My second visit to Norway took place in June, 2014. The main aim was to reach a small island called Runde which is located in Møre og Romsdal county. The island has a population just a bit over 100.
Naturally, Norway is beautiful, no matter what season it is or where you’re located at. So what’s so special about Runde? Well, you should visit Runde because of the following fact that it’s inhabited by over 500 000 seabirds. As a bird fanatic I just can’t miss the kind of oppurtunity to see birds that I’ve gotten used to seeing in bird guides. Such as Black-legged Kittiwakes (Rissa tridactyla), Northern Gannets (Morus bassanus), Atlantic Puffins (Fratercula arctica), Great Skuas (Stercorarius skua) or Common Guillemots (Uria aalge). The last one is not that common in Estonia. It’s also possible to see Ruddy Turnstones (Arenaria interpres) by the mountain lakes. Runde is surely not all about birding. You could go hiking and fishing, enjoy the scenery. The coastal area is filled with birds, stones, clams etc.
The main attraction of the island is most certainly the Atlantic Puffin (Fratercula arctica). They’re featured basically on everything, like stickers, figures, posters, mugs. You name it. This clumsy and sad-looking small seabird is the main reason why this island is visited by Germans, Finns, Dutch. At least as much I saw it, Norwegians themselves visit this island with families, mostly on Sundays. They’re into hiking in the mountains and enjoying the scenery. Or actually it’s not even hiking for them, it’s more like ‘’a walk in the park’’.
Although sleeping is a secondary thing while being on the island, I would most definately suggest you to take those small 4-spaced cabin’s in the Goksöyr Camping. It is bit more expensive than camping with a tent, but it’s worth it. Although I must warn you. Those three cabins are usually reserved months in advance. The main settlement is located on the Northern, North-Eastern, Eastern, South-Eastern and Southern coast. Cliffs on the Western coast are crowded with Razorbills (Alca torda) and Atlantic Puffins (Fratercula arctica). Even though it’s a small island, it seems like a big one and you may easily have a moment for yourself. As I’ve said, it’s possible to hike, but you have to beware of the restrictions and most definately of Great Skuas. They might be quite aggressive and attack trespassers. Most aggressive Skuas are around the lakes where you could also see some old foundations, dams and sheep.

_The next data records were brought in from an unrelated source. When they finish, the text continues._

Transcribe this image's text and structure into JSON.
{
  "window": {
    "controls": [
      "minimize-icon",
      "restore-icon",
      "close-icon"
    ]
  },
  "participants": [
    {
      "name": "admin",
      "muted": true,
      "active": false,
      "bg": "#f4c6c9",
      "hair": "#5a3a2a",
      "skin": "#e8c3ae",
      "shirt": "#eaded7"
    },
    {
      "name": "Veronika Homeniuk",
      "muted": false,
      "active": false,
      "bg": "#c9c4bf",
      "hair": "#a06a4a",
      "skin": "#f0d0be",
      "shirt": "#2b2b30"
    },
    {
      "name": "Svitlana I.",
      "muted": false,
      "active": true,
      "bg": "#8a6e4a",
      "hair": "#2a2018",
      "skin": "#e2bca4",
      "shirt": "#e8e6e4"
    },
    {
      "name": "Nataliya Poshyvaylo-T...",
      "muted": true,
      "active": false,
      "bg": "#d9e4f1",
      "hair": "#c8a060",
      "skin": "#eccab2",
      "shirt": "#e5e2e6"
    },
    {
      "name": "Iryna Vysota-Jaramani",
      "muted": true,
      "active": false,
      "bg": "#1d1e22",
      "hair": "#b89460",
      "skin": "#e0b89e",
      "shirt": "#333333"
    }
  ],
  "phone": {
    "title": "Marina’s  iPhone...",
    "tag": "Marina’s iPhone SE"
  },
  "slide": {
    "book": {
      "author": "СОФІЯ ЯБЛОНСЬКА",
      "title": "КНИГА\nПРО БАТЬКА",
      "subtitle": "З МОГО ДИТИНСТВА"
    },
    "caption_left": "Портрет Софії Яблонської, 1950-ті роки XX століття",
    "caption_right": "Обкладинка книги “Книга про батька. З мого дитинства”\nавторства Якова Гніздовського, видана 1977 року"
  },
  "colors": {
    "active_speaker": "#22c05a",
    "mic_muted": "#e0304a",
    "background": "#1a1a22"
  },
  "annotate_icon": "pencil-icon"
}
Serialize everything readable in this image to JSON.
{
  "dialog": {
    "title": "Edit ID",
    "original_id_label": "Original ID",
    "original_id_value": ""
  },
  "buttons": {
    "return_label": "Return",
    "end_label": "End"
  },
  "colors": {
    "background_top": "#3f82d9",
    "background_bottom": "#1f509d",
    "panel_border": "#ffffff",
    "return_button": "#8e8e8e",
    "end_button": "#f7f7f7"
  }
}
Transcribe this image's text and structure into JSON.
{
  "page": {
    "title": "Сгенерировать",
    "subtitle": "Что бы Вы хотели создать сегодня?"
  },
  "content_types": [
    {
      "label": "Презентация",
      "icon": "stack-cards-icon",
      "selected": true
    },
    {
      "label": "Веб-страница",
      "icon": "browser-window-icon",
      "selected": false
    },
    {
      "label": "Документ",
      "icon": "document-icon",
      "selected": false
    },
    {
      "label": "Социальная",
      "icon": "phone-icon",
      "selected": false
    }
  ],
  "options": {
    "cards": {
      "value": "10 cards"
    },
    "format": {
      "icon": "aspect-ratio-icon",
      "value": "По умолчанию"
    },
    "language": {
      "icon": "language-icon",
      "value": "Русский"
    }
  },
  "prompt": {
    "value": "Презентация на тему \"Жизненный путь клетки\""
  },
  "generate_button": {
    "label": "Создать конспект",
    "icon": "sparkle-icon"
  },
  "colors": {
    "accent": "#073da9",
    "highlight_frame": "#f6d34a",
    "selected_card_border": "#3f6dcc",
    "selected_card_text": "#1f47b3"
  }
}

At least for me, the view was incredible, just breathtaking. Our host, Knut, told us that we brought sunshine with us. At the same time, it was snowing in Estonia (before we left, it was sunny and warm and it’s not normal to see snow during the summer months). So we were just lucky. My goal on Runde was to meet lot’s of different kinds of birds, to take some photos of ‘em and to film them for the nature tv show ‘’Ozone’’ (Estonian Public Broadcasting). I’ll tell you a little secret. Even if you’re not that good at seeing birds, you most certainly will see birds on that island. I’m being honest now, I was quite indolent. Mainly because birds came so close to me, that I didn’t feel the kind of excitement that I usually feel.
About birdwatching. The best time to go to watch Puffins is probably May-June and mainly cause their beaks are very colourful during the nesting season. After the nesting season, they return to open sea where they fight with high and dangerous Atlantic waves. Life is rough and Puffins probably know that. Puffins are afraid of Skuas and I guess that avoiding threats is the main reason why they breed in colonies. It’s safer that way.
I visited the Western cliffs after 7-8PM. It’s a good time cause of light and cause thousands of Puffins come to feed their chicks and after that they have time for themselves. One of the coolest things was bird safari with a little boat. Thanks to big waves we weren’t able to see all of the coast from the sea side, but this gave us time to stand still in some hotspots where we were able to see Razorbills, European Shags, Common Guillemots and Northern Gannets.
About the Northern Gannets. First breeding pairs were detedted in 1970-1980’s and after that their colony has grown. They’re doing so well cause there’s lots of big fish in the sea, can’t say that about little fish like Ammodytes or Rollers. That’s why Kittiwakes and Puffins are not doing well in the last couple of years. One suggestion about the boat trip. It takes place several times a day, of course you have to check the weather, but my suggestions would be – try to go with the latest trip, cause of the light. I mean, if you’re after taking some photos as well.
Whole island is full of birds, nice people and there’s even a museum. The only thing that might get you exhausted is taking a trip to see the lighthouse, which is situated in the South-Western side of the island. The trail was full of ups and lows, but Norwegians did it without even blinking. We didn’t even go down to get a closer look at the lighthouse and different buildings, the climbing that we would have done to get back up again, would have just killed us.